Another important item is keeping CYA to a minimum, and preventing overstabilization. CYA dramatically slows chlorine’s kill times when the ratio of CYA to FAC gets too high. Studies show the optimal CYA levels for outdoor pools to be between 15 – 30 ppm, but going as high as 50 is acceptable too, provided you have enough FAC to maintain a decent ratio.

Slow the Growth Rate

On the other side of the battle, we can slow the growth rate by reducing phosphates. There are three main nutrients that algae needs to thrive: carbon dioxide, nitrogen, and phosphorus. CO2 is essential to pH balance, and it will be everpresent in water, so we cannot really remove it without consequences. Nitrogen will be oxidized by chlorine through the process of breakpoint chlorination, and eventually reduced down to nitrates. Nitrates cannot be further oxidized, so they are really only removed by draining water out of the pool. So that leaves us with phosphates.

Phosphates are easy and safe to remove, using BluePRO phosphate remover. It reacts on contact with phosphates, which will turn into a white cloud for a few hours (or more). When the reaction is complete, a crystalized phosphate falls out of solution to be either filtered or vacuumed out of the pool. Removing phosphates regularly helps keep the residual levels low. According to most credible sources on this topic, the goal should be to keep phosphates below 500 parts per billion (ppb).

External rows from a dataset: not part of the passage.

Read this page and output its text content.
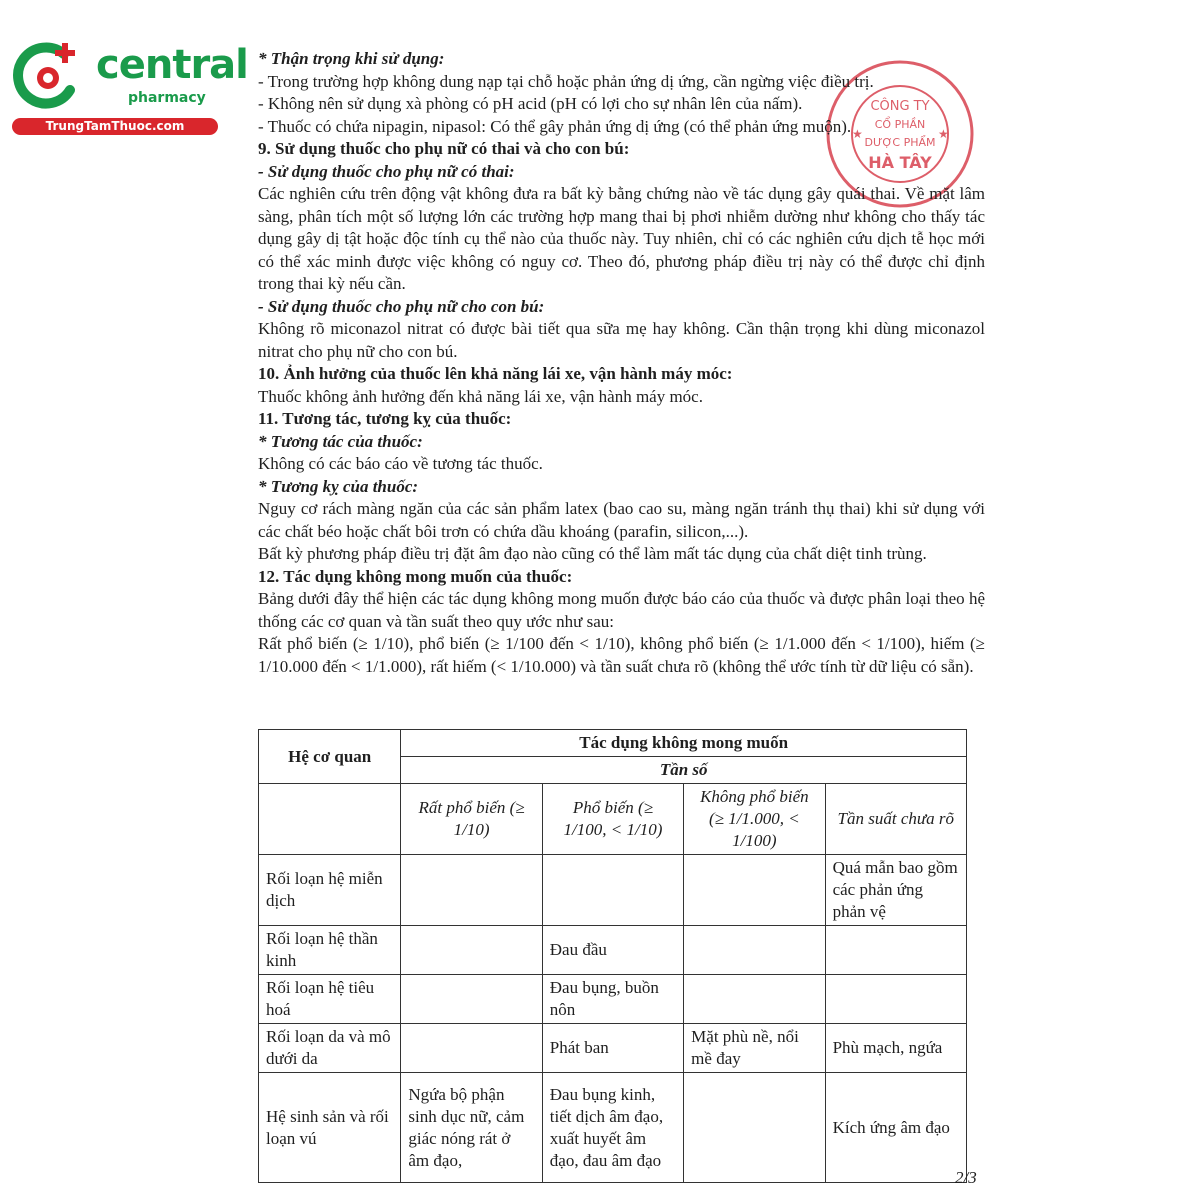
central
pharmacy
TrungTamThuoc.com
★	★
CÔNG TY
CỔ PHẦN
DƯỢC PHẨM
HÀ TÂY

* Thận trọng khi sử dụng:

- Trong trường hợp không dung nạp tại chỗ hoặc phản ứng dị ứng, cần ngừng việc điều trị.

- Không nên sử dụng xà phòng có pH acid (pH có lợi cho sự nhân lên của nấm).

- Thuốc có chứa nipagin, nipasol: Có thể gây phản ứng dị ứng (có thể phản ứng muộn).

9. Sử dụng thuốc cho phụ nữ có thai và cho con bú:

- Sử dụng thuốc cho phụ nữ có thai:

Các nghiên cứu trên động vật không đưa ra bất kỳ bằng chứng nào về tác dụng gây quái thai. Về mặt lâm sàng, phân tích một số lượng lớn các trường hợp mang thai bị phơi nhiễm dường như không cho thấy tác dụng gây dị tật hoặc độc tính cụ thể nào của thuốc này. Tuy nhiên, chỉ có các nghiên cứu dịch tễ học mới có thể xác minh được việc không có nguy cơ. Theo đó, phương pháp điều trị này có thể được chỉ định trong thai kỳ nếu cần.

- Sử dụng thuốc cho phụ nữ cho con bú:

Không rõ miconazol nitrat có được bài tiết qua sữa mẹ hay không. Cần thận trọng khi dùng miconazol nitrat cho phụ nữ cho con bú.

10. Ảnh hưởng của thuốc lên khả năng lái xe, vận hành máy móc:

Thuốc không ảnh hưởng đến khả năng lái xe, vận hành máy móc.

11. Tương tác, tương kỵ của thuốc:

* Tương tác của thuốc:

Không có các báo cáo về tương tác thuốc.

* Tương kỵ của thuốc:

Nguy cơ rách màng ngăn của các sản phẩm latex (bao cao su, màng ngăn tránh thụ thai) khi sử dụng với các chất béo hoặc chất bôi trơn có chứa dầu khoáng (parafin, silicon,...).

Bất kỳ phương pháp điều trị đặt âm đạo nào cũng có thể làm mất tác dụng của chất diệt tinh trùng.

12. Tác dụng không mong muốn của thuốc:

Bảng dưới đây thể hiện các tác dụng không mong muốn được báo cáo của thuốc và được phân loại theo hệ thống các cơ quan và tần suất theo quy ước như sau:

Rất phổ biến (≥ 1/10), phổ biến (≥ 1/100 đến < 1/10), không phổ biến (≥ 1/1.000 đến < 1/100), hiếm (≥ 1/10.000 đến < 1/1.000), rất hiếm (< 1/10.000) và tần suất chưa rõ (không thể ước tính từ dữ liệu có sẵn).

Hệ cơ quan	Tác dụng không mong muốn			
	Tần số			
	Rất phổ biến (≥ 1/10)	Phổ biến (≥ 1/100, < 1/10)	Không phổ biến (≥ 1/1.000, < 1/100)	Tần suất chưa rõ
Rối loạn hệ miễn dịch				Quá mẫn bao gồm các phản ứng phản vệ
Rối loạn hệ thần kinh		Đau đầu		
Rối loạn hệ tiêu hoá		Đau bụng, buồn nôn		
Rối loạn da và mô dưới da		Phát ban	Mặt phù nề, nổi mề đay	Phù mạch, ngứa
Hệ sinh sản và rối loạn vú	Ngứa bộ phận sinh dục nữ, cảm giác nóng rát ở âm đạo,	Đau bụng kinh, tiết dịch âm đạo, xuất huyết âm đạo, đau âm đạo		Kích ứng âm đạo
2/3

How to phosphates get into swimming pools?

Phosphates are in our drinking water

We were filling a summer pool in Michigan that was about 300,000 gallons. Before the pool was even completely full, we tested for phosphates, and it was about 1500-2000 ppb. Since the goal is to stay below 500 ppb, we added Blue PRO, and the water clouded immediately.

Blue PRO, phosphate removerBut the question arose, “How can there be phosphates in the water? It’s literally filling up right now.” The answer is simple: the phosphates are in the tap water.

Yes, you read that correctly. See, municipalities often put phosphonic acid in their water sources because it’s used as a sequest for minerals and metals. Phosphonic acid helps protect the pipes from scale and corrosion.

Sequestering agents are often phosphate-based

Phosphonic acid products are very common in the pool market too, used as stain removers and scale prevention products. Fortunately for you, our Naturally FREE stain and scale inhibitor is not phosphate based. In fact it doesn’t even contain phosphates at all. But we digress. Just be aware that most metal removers and stain prevention products are actually phosphate-based products. And they usually will not show up on an orthophosphate test kit at first, because they are some sort of polyphosphate or condensed phosphate. But rest assured, in direct sunlight and an oxidizer like chlorine, they will break down into orthophosphates.

Phosphates are everywhere in nature…including us

Finally there is the natural introduction of phosphates from nature, and from people. When it rains, debris like pollen, leaves, pine needles, grass clippings, and soil can find their way into an outdoor pool. For indoor pools, people themselves produce phosphates that end up in the water as well. Just ask any commercial pool with a busy swim team that trains hard and sweats.

Phosphate Myths

People talk a lot about phosphates in the pool business nowadays, particularly as they pertain to algae. Yes, phosphates are a food source for algae (though not the only one), but removing phosphates does not directly kill algae. In fact, none of our products kill algae, or anything else for that matter. That’s not what Natural Pool Products do.

Phosphates also do not attack chlorine, or vice versa. This is actually part of the issue…chlorine has no way of getting rid of them. That’s why a phosphate remover like Blue PRO is necessary.

By removing phosphates, the water simply has less nutrients for algae to grow in the first place…but it can still happen in some cases. Also, if you currently have algae, using a phosphate remover may not be as effective as you hope, because algae actually stores phosphorus in its cell walls. So it needs to be killed before that phosphorus can be removed from the water.

We hope this article helps you better understand phosphates in pool water.